Work place: Department of Information Systems, Faculty of Computing and Information Technology, King Abdulaziz University, Jeddah, Saudi Arabia

E-mail: almutiri.talal@hotmail.com


Research Interests: Computational Learning Theory, Natural Language Processing, Image Processing, Data Structures and Algorithms


Talal Almutiri is a PhD student at the Information Systems Department, Faculty of Computing and Information Technology, King Abdulaziz University, KSA. He received his BSc and MSc in Information Systems from Taibah University. His research interests are machine learning, natural language processing (NLP), and bioinformatics, and he has published different papers in his interest domains.

Author Articles
Markov Models Applications in Natural Language Processing: A Survey

By Talal Almutiri Farrukh Nadeem

DOI: https://doi.org/10.5815/ijitcs.2022.02.01, Pub. Date: 8 Apr. 2022

Markov models are one of the widely used techniques in machine learning to process natural language.
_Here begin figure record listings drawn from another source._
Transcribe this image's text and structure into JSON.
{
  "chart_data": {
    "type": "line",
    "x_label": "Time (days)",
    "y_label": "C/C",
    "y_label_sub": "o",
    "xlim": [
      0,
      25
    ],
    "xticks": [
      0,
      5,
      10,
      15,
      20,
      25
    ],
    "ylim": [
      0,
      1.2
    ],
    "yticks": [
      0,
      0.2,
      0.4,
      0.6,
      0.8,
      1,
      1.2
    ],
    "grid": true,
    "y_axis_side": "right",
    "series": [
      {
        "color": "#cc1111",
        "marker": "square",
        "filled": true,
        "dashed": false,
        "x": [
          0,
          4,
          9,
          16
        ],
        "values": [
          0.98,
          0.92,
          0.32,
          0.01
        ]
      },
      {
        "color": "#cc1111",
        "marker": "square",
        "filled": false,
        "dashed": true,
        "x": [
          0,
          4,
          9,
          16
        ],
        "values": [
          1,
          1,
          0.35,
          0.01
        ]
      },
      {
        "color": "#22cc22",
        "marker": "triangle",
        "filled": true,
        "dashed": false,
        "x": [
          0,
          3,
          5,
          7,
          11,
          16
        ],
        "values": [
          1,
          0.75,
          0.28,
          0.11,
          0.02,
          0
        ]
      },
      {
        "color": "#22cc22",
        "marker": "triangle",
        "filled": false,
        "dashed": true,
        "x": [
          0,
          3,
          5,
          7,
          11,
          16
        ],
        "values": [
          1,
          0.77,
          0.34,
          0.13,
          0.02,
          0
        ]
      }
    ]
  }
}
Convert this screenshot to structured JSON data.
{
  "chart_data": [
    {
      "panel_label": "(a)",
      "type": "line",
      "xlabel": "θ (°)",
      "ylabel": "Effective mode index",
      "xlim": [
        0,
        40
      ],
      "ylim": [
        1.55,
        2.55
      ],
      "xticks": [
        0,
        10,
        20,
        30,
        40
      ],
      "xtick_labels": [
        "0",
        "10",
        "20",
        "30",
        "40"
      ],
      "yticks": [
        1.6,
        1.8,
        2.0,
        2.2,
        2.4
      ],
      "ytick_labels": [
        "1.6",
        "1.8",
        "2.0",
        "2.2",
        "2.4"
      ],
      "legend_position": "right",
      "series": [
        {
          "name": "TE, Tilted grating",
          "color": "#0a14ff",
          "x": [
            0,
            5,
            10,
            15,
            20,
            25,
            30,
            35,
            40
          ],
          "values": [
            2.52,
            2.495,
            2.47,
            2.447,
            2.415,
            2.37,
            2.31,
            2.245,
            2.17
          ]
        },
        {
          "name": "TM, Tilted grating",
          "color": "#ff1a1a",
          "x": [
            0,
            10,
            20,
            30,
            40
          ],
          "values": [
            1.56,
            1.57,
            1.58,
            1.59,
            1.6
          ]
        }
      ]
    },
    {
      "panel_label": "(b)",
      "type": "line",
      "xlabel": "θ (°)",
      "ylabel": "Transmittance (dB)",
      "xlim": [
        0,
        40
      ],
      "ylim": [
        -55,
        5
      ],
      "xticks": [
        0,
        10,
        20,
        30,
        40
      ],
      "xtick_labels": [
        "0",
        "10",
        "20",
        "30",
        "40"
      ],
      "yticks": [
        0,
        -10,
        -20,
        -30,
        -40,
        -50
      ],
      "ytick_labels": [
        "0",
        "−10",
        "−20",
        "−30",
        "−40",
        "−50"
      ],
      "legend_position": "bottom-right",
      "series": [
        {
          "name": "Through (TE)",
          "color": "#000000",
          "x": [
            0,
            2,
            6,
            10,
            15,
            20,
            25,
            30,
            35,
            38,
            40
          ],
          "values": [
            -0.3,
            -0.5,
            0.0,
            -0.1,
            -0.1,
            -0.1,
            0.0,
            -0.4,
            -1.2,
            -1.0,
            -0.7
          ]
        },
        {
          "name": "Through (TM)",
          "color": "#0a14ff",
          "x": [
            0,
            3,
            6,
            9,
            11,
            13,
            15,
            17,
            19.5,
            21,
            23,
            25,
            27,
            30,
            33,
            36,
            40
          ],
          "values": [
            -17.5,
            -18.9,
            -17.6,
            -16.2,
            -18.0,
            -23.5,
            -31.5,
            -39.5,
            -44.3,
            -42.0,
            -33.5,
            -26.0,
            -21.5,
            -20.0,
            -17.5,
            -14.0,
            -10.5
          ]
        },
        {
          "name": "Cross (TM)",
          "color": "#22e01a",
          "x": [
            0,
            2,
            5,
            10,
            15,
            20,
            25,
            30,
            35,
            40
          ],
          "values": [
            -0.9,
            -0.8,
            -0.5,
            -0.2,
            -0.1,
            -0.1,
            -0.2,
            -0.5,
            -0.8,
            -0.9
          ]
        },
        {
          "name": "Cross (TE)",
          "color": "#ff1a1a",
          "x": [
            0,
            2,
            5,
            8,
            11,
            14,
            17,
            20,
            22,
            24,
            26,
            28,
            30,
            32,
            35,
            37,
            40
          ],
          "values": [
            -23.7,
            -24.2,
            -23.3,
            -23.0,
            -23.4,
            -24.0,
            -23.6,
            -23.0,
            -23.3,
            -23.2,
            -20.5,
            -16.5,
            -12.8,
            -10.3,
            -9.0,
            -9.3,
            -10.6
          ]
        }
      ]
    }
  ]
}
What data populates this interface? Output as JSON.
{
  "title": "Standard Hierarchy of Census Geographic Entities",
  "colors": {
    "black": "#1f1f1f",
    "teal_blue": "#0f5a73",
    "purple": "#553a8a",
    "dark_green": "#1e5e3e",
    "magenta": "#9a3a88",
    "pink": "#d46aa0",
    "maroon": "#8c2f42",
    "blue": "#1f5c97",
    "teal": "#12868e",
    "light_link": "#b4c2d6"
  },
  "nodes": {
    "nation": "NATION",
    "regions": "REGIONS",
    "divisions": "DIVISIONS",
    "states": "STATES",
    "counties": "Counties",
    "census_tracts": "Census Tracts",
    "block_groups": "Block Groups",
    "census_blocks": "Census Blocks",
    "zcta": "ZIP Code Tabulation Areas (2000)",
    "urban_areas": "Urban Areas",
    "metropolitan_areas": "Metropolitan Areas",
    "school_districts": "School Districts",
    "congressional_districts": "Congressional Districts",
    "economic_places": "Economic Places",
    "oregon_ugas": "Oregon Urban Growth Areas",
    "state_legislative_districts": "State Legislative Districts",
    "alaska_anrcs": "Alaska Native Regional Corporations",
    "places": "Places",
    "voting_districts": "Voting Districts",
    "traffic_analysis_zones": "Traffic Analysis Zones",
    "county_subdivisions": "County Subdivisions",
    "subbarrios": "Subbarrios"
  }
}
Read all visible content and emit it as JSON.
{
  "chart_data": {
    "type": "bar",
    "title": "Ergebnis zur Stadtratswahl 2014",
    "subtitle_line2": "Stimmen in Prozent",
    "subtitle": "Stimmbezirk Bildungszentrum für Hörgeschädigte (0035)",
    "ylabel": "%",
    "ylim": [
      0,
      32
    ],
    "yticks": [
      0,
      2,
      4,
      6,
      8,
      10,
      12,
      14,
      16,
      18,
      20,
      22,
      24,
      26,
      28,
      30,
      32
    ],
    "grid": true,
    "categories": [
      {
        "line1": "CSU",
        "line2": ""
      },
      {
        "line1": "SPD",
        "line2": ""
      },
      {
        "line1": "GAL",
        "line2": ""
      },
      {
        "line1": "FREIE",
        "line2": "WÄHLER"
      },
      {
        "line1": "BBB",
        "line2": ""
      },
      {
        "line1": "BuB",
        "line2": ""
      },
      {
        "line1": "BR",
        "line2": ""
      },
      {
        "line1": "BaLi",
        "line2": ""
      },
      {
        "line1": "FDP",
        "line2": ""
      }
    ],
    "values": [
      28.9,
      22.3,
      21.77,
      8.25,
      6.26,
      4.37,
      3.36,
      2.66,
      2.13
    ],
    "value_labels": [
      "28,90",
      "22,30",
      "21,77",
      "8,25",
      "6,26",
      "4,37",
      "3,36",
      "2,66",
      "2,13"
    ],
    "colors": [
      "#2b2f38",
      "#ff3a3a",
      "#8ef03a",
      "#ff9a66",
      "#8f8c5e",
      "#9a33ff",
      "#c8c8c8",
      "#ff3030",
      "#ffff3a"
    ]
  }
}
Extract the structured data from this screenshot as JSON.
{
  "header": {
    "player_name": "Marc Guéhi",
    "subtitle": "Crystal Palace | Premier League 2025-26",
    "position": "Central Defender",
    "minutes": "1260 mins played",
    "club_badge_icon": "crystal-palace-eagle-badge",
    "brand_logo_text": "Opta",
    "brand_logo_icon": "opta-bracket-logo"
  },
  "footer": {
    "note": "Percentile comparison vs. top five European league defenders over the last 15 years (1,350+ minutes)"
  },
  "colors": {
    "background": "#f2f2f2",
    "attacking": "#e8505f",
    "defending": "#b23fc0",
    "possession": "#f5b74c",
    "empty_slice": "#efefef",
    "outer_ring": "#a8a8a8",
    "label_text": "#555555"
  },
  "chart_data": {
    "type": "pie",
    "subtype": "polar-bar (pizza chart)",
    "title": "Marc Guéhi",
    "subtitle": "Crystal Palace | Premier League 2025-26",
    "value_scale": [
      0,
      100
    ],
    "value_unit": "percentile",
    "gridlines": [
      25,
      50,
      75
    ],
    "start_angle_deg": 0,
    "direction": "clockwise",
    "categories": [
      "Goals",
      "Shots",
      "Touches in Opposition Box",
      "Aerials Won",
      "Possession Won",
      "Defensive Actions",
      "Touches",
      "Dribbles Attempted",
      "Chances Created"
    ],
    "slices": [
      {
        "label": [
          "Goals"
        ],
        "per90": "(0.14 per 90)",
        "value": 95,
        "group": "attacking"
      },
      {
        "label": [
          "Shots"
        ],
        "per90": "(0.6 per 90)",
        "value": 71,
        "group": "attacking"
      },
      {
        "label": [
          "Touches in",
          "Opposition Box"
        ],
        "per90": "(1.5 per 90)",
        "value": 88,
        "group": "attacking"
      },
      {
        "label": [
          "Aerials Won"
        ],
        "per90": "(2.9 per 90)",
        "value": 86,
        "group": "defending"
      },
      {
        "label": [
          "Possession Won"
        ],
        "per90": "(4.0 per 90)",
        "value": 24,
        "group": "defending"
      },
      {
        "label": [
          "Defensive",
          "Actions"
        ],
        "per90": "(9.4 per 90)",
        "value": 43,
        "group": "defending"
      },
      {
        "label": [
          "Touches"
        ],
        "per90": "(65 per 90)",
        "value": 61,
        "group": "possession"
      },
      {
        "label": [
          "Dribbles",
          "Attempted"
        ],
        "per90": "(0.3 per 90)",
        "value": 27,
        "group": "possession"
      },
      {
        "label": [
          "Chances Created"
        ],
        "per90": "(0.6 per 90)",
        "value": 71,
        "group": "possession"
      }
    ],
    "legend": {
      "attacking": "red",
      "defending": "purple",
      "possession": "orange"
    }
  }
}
Markov Chains and Hidden Markov Models are stochastic techniques employed for modeling systems that are dynamic and where the future state relies on the current state.  The Markov chain, which generates a sequence of words to create a complete sentence, is frequently used in generating natural language. The hidden Markov model is employed in named-entity recognition and the tagging of parts of speech, which tries to predict hidden tags based on observed words. This paper reviews Markov models' use in three applications of natural language processing (NLP): natural language generation, named-entity recognition, and parts of speech tagging. Nowadays, researchers try to reduce dependence on lexicon or annotation tasks in NLP. In this paper, we have focused on Markov Models as a stochastic approach to process NLP. A literature review was conducted to summarize research attempts with focusing on methods/techniques that used Markov Models to process NLP, their advantages, and disadvantages. Most NLP research studies apply supervised models with the improvement of using Markov models to decrease the dependency on annotation tasks. Some others employed unsupervised solutions for reducing dependence on a lexicon or labeled datasets.